Гертер поднял вверх обе руки. Она, похоже, видела в нем сейчас литературного доктора Менгеле, но он счел за благо не упоминать вслух этого имени.

— Вы правы! Может быть, небезопасно вытворять подобное с живым дорогим вам человеком. Может быть, это позволительно лишь по отношению к непонятному для вас мертвецу, которого вы к тому же ненавидите.

— Вы и такого знаете?

— Гитлер, — без промедления ответил Гертер. — Конечно же Гитлер. То есть именно его-то я и не знаю. Тоже ведь, кстати, ваш земляк.

— Однако мы не любим, когда нам об этом напоминают, — отрезала Сабина.

— Тем не менее это будет происходить еще бессчетное число раз. Ведь о нем написаны сотни тысяч, если не больше, монографий: политические, исторические, экономические, психологические, психиатрические, социологические, теологические, оккультные, не знаю даже, какие еще, всех не перечислишь, его исследовали со всех сторон, о нем выпустили целую гору книг высотой, если их сложить, с собор святого Стефания, написали так много, как ни о ком другом, но нам-то от этого не легче. Не все эти книги я прочел — для этого целой жизни не хватит, — но, если бы кто-нибудь дал удовлетворительное объяснение феномену фюрера, я бы об этом знал. Он остается все той же загадкой, какой был для всех с самого начала, или даже нет, со временем он стал еще непонятнее. Все эти так называемые объяснения сделали из него невидимку, чему он сам был бы несказанно рад. По-моему, он сейчас в аду смеется до упаду. Пора положить этому конец. Возможно, литература — это как раз и есть та самая сеть, в которую его удастся поймать.

— Значит, иными словами, это будет исторический роман.

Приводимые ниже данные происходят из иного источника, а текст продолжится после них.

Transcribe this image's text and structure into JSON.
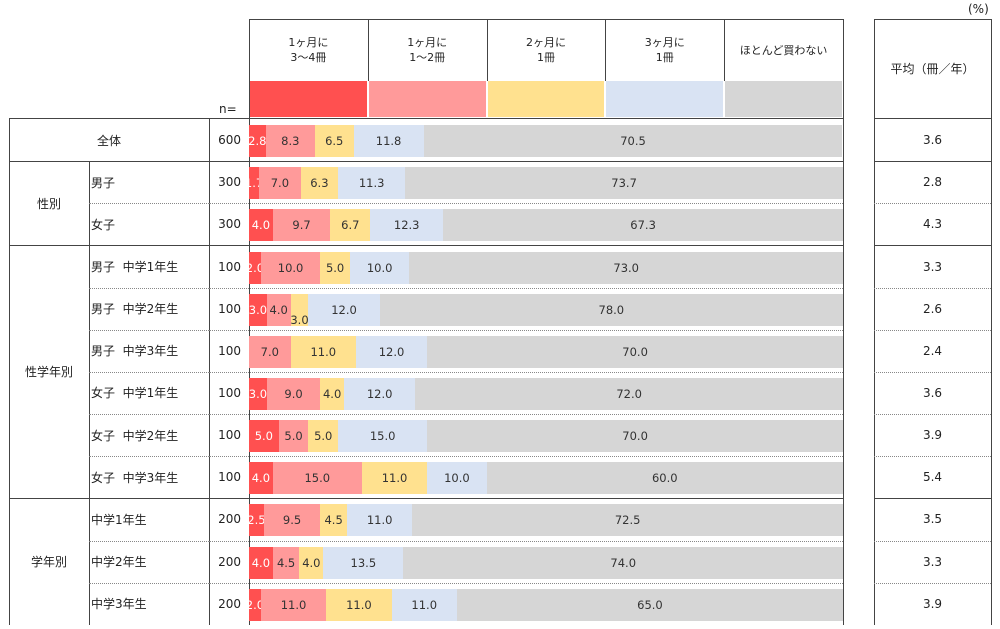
{
  "unit_label": "(%)",
  "n_label": "n=",
  "avg_header": "平均（冊／年）",
  "chart_data": {
    "type": "bar",
    "stacked": true,
    "orientation": "horizontal",
    "normalized": true,
    "categories_header": [
      "1ヶ月に\n3〜4冊",
      "1ヶ月に\n1〜2冊",
      "2ヶ月に\n1冊",
      "3ヶ月に\n1冊",
      "ほとんど買わない"
    ],
    "colors": [
      "#ff5050",
      "#ff9a9a",
      "#ffe18f",
      "#d9e3f3",
      "#d6d6d6"
    ],
    "value_label_colors": [
      "#ffffff",
      "#333333",
      "#333333",
      "#333333",
      "#333333"
    ],
    "groups": [
      {
        "label": "",
        "start": 0,
        "count": 1
      },
      {
        "label": "性別",
        "start": 1,
        "count": 2
      },
      {
        "label": "性学年別",
        "start": 3,
        "count": 6
      },
      {
        "label": "学年別",
        "start": 9,
        "count": 3
      }
    ],
    "rows": [
      {
        "label": "全体",
        "n": 600,
        "values": [
          2.8,
          8.3,
          6.5,
          11.8,
          70.5
        ],
        "display": [
          "2.8",
          "8.3",
          "6.5",
          "11.8",
          "70.5"
        ],
        "avg": "3.6"
      },
      {
        "label": "男子",
        "n": 300,
        "values": [
          1.7,
          7.0,
          6.3,
          11.3,
          73.7
        ],
        "display": [
          "1.7",
          "7.0",
          "6.3",
          "11.3",
          "73.7"
        ],
        "avg": "2.8"
      },
      {
        "label": "女子",
        "n": 300,
        "values": [
          4.0,
          9.7,
          6.7,
          12.3,
          67.3
        ],
        "display": [
          "4.0",
          "9.7",
          "6.7",
          "12.3",
          "67.3"
        ],
        "avg": "4.3"
      },
      {
        "label": "男子  中学1年生",
        "n": 100,
        "values": [
          2.0,
          10.0,
          5.0,
          10.0,
          73.0
        ],
        "display": [
          "2.0",
          "10.0",
          "5.0",
          "10.0",
          "73.0"
        ],
        "avg": "3.3"
      },
      {
        "label": "男子  中学2年生",
        "n": 100,
        "values": [
          3.0,
          4.0,
          3.0,
          12.0,
          78.0
        ],
        "display": [
          "3.0",
          "4.0",
          "3.0",
          "12.0",
          "78.0"
        ],
        "avg": "2.6"
      },
      {
        "label": "男子  中学3年生",
        "n": 100,
        "values": [
          0,
          7.0,
          11.0,
          12.0,
          70.0
        ],
        "display": [
          "",
          "7.0",
          "11.0",
          "12.0",
          "70.0"
        ],
        "avg": "2.4"
      },
      {
        "label": "女子  中学1年生",
        "n": 100,
        "values": [
          3.0,
          9.0,
          4.0,
          12.0,
          72.0
        ],
        "display": [
          "3.0",
          "9.0",
          "4.0",
          "12.0",
          "72.0"
        ],
        "avg": "3.6"
      },
      {
        "label": "女子  中学2年生",
        "n": 100,
        "values": [
          5.0,
          5.0,
          5.0,
          15.0,
          70.0
        ],
        "display": [
          "5.0",
          "5.0",
          "5.0",
          "15.0",
          "70.0"
        ],
        "avg": "3.9"
      },
      {
        "label": "女子  中学3年生",
        "n": 100,
        "values": [
          4.0,
          15.0,
          11.0,
          10.0,
          60.0
        ],
        "display": [
          "4.0",
          "15.0",
          "11.0",
          "10.0",
          "60.0"
        ],
        "avg": "5.4"
      },
      {
        "label": "中学1年生",
        "n": 200,
        "values": [
          2.5,
          9.5,
          4.5,
          11.0,
          72.5
        ],
        "display": [
          "2.5",
          "9.5",
          "4.5",
          "11.0",
          "72.5"
        ],
        "avg": "3.5"
      },
      {
        "label": "中学2年生",
        "n": 200,
        "values": [
          4.0,
          4.5,
          4.0,
          13.5,
          74.0
        ],
        "display": [
          "4.0",
          "4.5",
          "4.0",
          "13.5",
          "74.0"
        ],
        "avg": "3.3"
      },
      {
        "label": "中学3年生",
        "n": 200,
        "values": [
          2.0,
          11.0,
          11.0,
          11.0,
          65.0
        ],
        "display": [
          "2.0",
          "11.0",
          "11.0",
          "11.0",
          "65.0"
        ],
        "avg": "3.9"
      }
    ]
  }
}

— Вовсе нет, этот добропорядочный жанр использует исторические факты лишь как отправной момент, чтобы затем с большей или меньшей степенью правдоподобия наполнить их плотью и кровью. Мастером этого жанра был ваш земляк Стефан Цвейг. Порой историческая хроника принимает уродливые формы, как это было со всеми книгами и фильмами про убийство президента Кеннеди, но в центре внимания всегда остается ситуация, а не человек. Такой ярый моралист, как Рольф Хоххут, тоже исходит из некоего факта социальной действительности и затем дает волю собственной фантазии, примером может служить его книга «Заместитель», о роковой роли Папы в холокосте, но я собираюсь сделать, скорее, обратное. Я хочу от выдуманного, маловероятного, в высшей степени фантастического факта, который, впрочем — почему бы и нет, — мог иметь место в действительности, провести вектор к действительности социальной. Мне кажется, это и есть путь истинного искусства: не сверху вниз, а снизу вверх.

— Разве так уже не поступали с Гитлером бессчетное число раз?

— Несомненно, но только не я.

— Что ж, мы с нетерпением будем ждать выхода вашей повести, скорее всего, вы справитесь со своей задачей.

— Если боги будут ко мне благосклонны.

— Вы верите в Бога?

— Бог — это еще одна повесть, но я ведь политеист, язычник, я верю не в одного, а сразу во множество богов. И не только в древнееврейских, но также и в древнеегипетских и древнегреческих. Я и сам, если позволите напомнить, написал не одну повесть.

— И в данный момент работаете над новым сюжетом?

— Я всегда над чем-то работаю.

— И как далеко уже продвинулись?

— Примерно на десять процентов. Сказать заранее я никогда не могу, но это и хорошо. Если б я знал, что «Открытие любви» растянется почти на тысячу страниц, я никогда не взялся бы за эту книгу.

— Вы могли бы поделиться с нами своим новым замыслом?

— Да, но не стану этого делать.

— Господин Гертер, желаю вам на завтра удачи и благодарю вас за то, что вы позволили нам хотя бы краешком глаза заглянуть за кулисы вашей работы.

— Напротив, я говорю спасибо вам. Вы навели меня на одну идею.